Council asks for Mattanock Town plan of action
Published 11:02 pm Wednesday, January 21, 2009
Suffolk City Council voted to recommence talks with the Nansemond Indian Tribal Association about the tribe’s hope to build a model Indian village in the city.
A 6-2 vote by council, with members Leroy Bennett and Charles Brown voting against it, authorized city staff to contact the tribe and ask them to bring a plan of action to the city within 60 days.
Talks between the Nansemond tribe and the city have been going on for several years. The tribe wants land at Lone Star Lakes Park to construct a model Indian village, which will be used to educational and tourism purposes. However, several delays and a failed vote on the transfer of the land in October 2007 have frustrated the plan.
The tribe needed a “supermajority,” or six of seven council members, to vote for the plan to transfer the land. The motion failed because not enough “yes” votes were received.
The city and the tribe then began exploring a lease option. However, talks about the lease stalled last year, and city council requested an update on the negotiations in December.

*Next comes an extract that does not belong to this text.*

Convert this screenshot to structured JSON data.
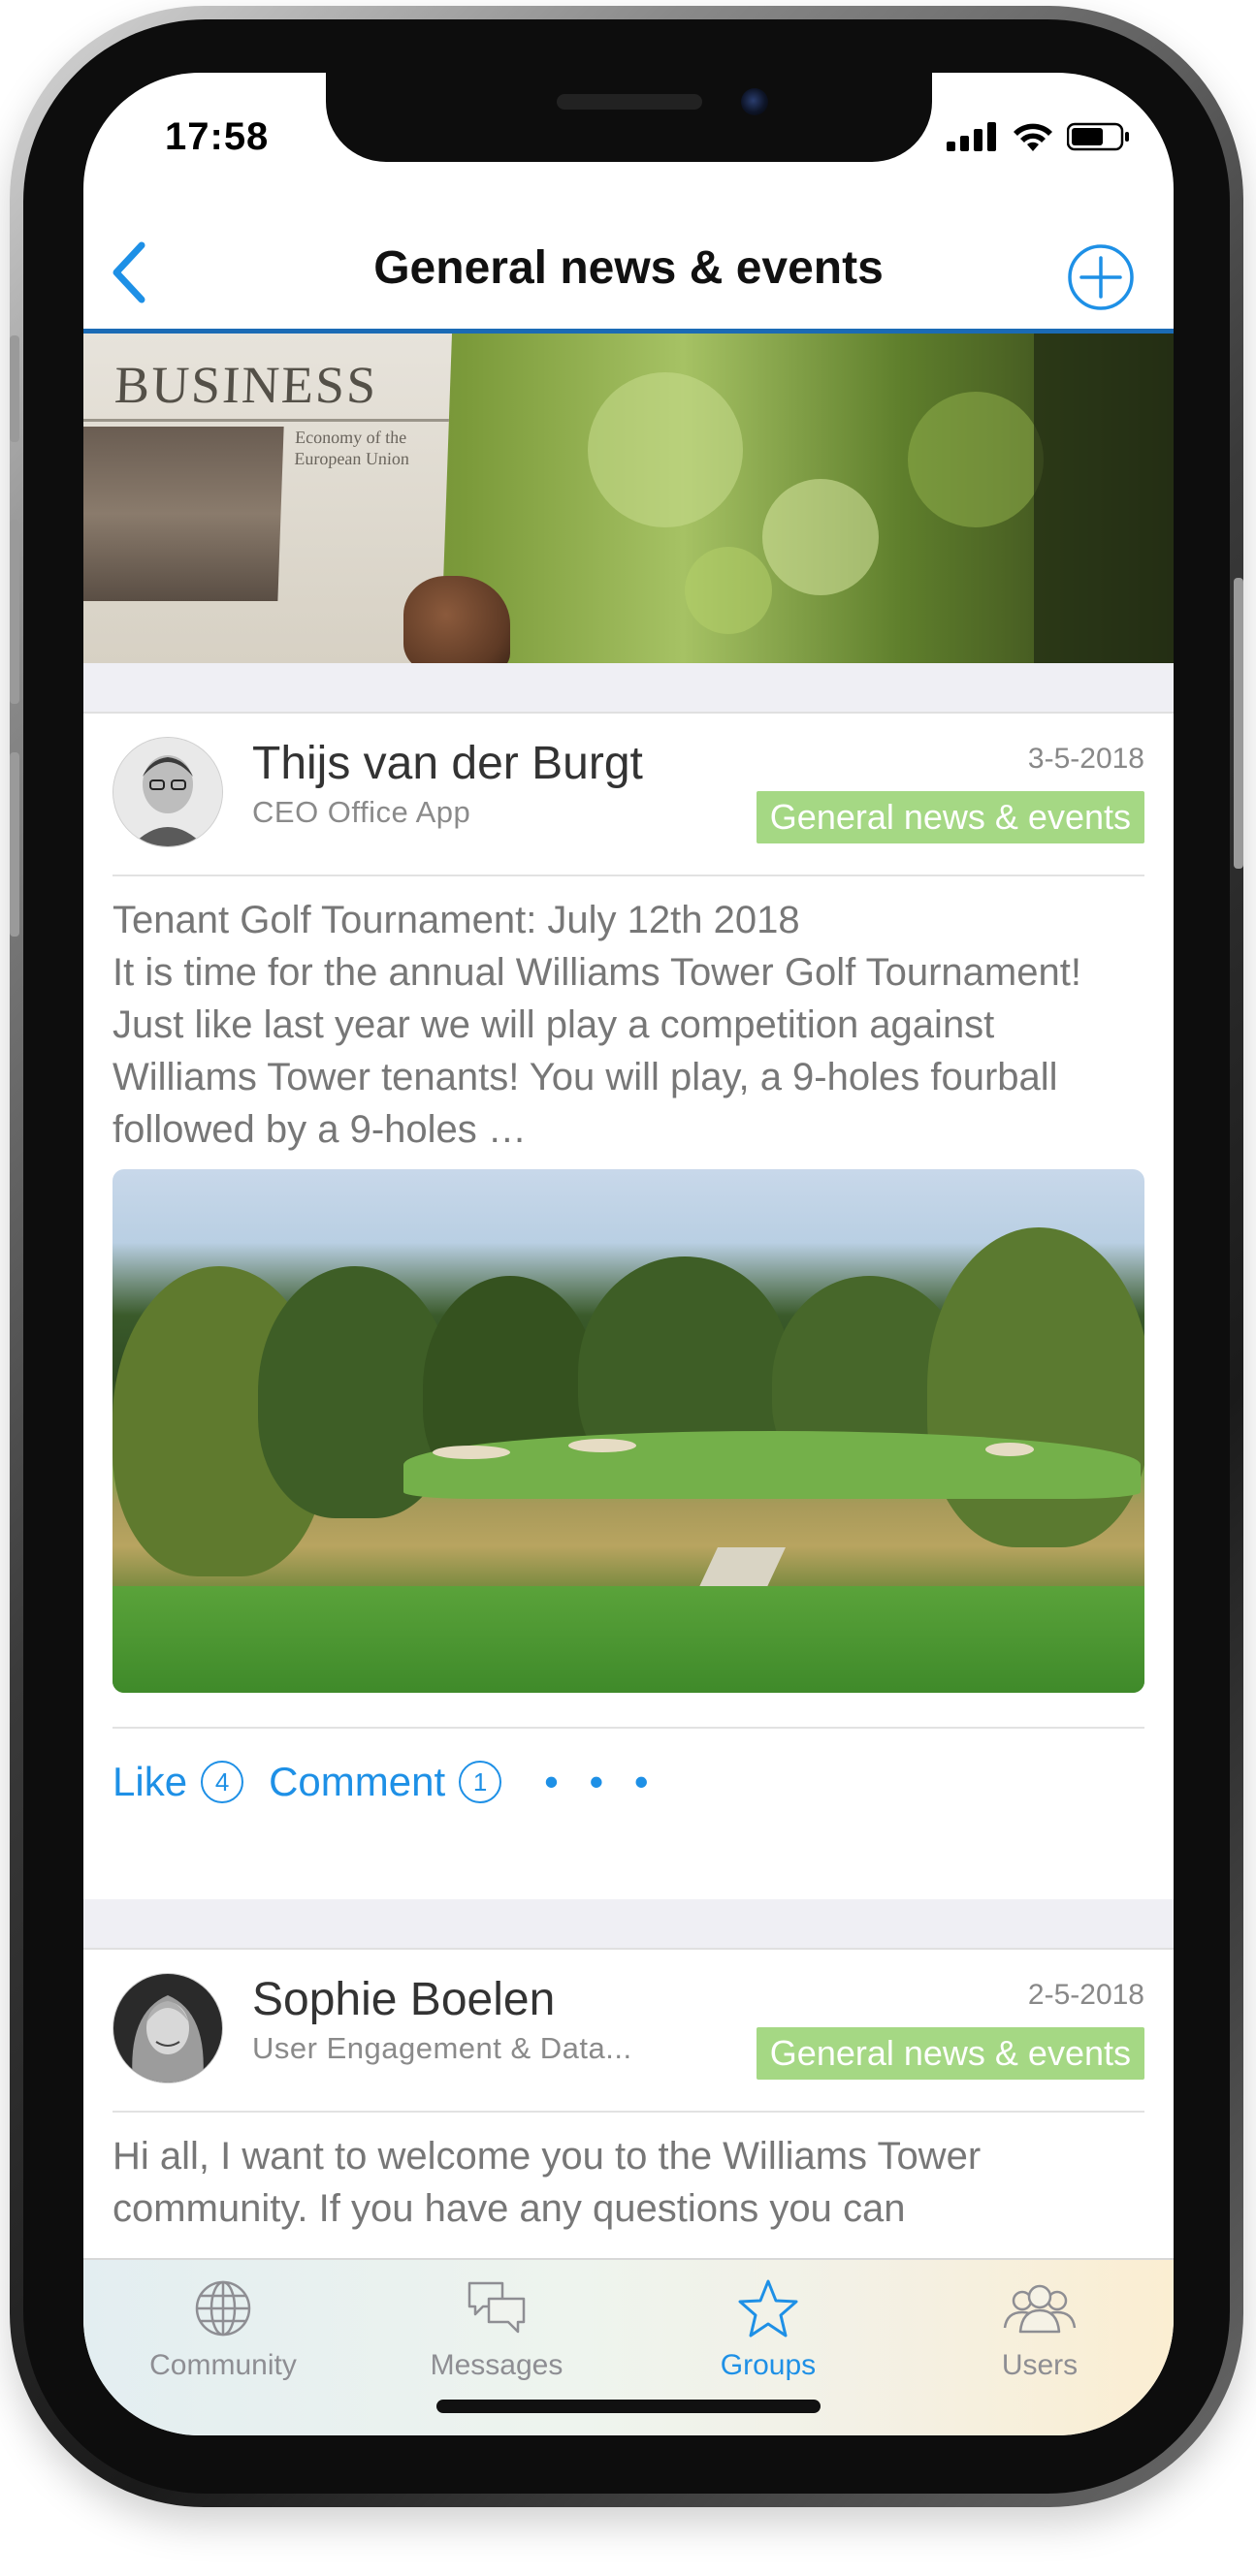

At Wednesday’s meeting, Vice Mayor Curtis Milteer made the motion to have the tribe submit a plan of action to the city within 60 days.
If a vote to transfer the land were to come up again, the tribe still would need six votes – even though council has an eighth member now – to get the land. However, only five votes, a simple majority, would be needed to authorize a long-term lease of the land.
Councilmen Charles Parr and Joe Barlow expressed support for bringing up the possibility of a transfer of the land again. Councilmen Brown and Bennett, however, disagreed.
“Whatever you do for one, are you prepared to do it for others?” Brown asked.
Bennett objected to contacting the tribe because, he said, it was the tribe who initially stopped responding to city requests.
“They should be the one to come back and give us a proposal,” he said. He also objected to the tribe’s having rejected another parcel of land the council was offering.
Barlow, however, said he believed the Lone Star Lakes site was the right place for the project.
“It’s an excellent piece of property,” he said.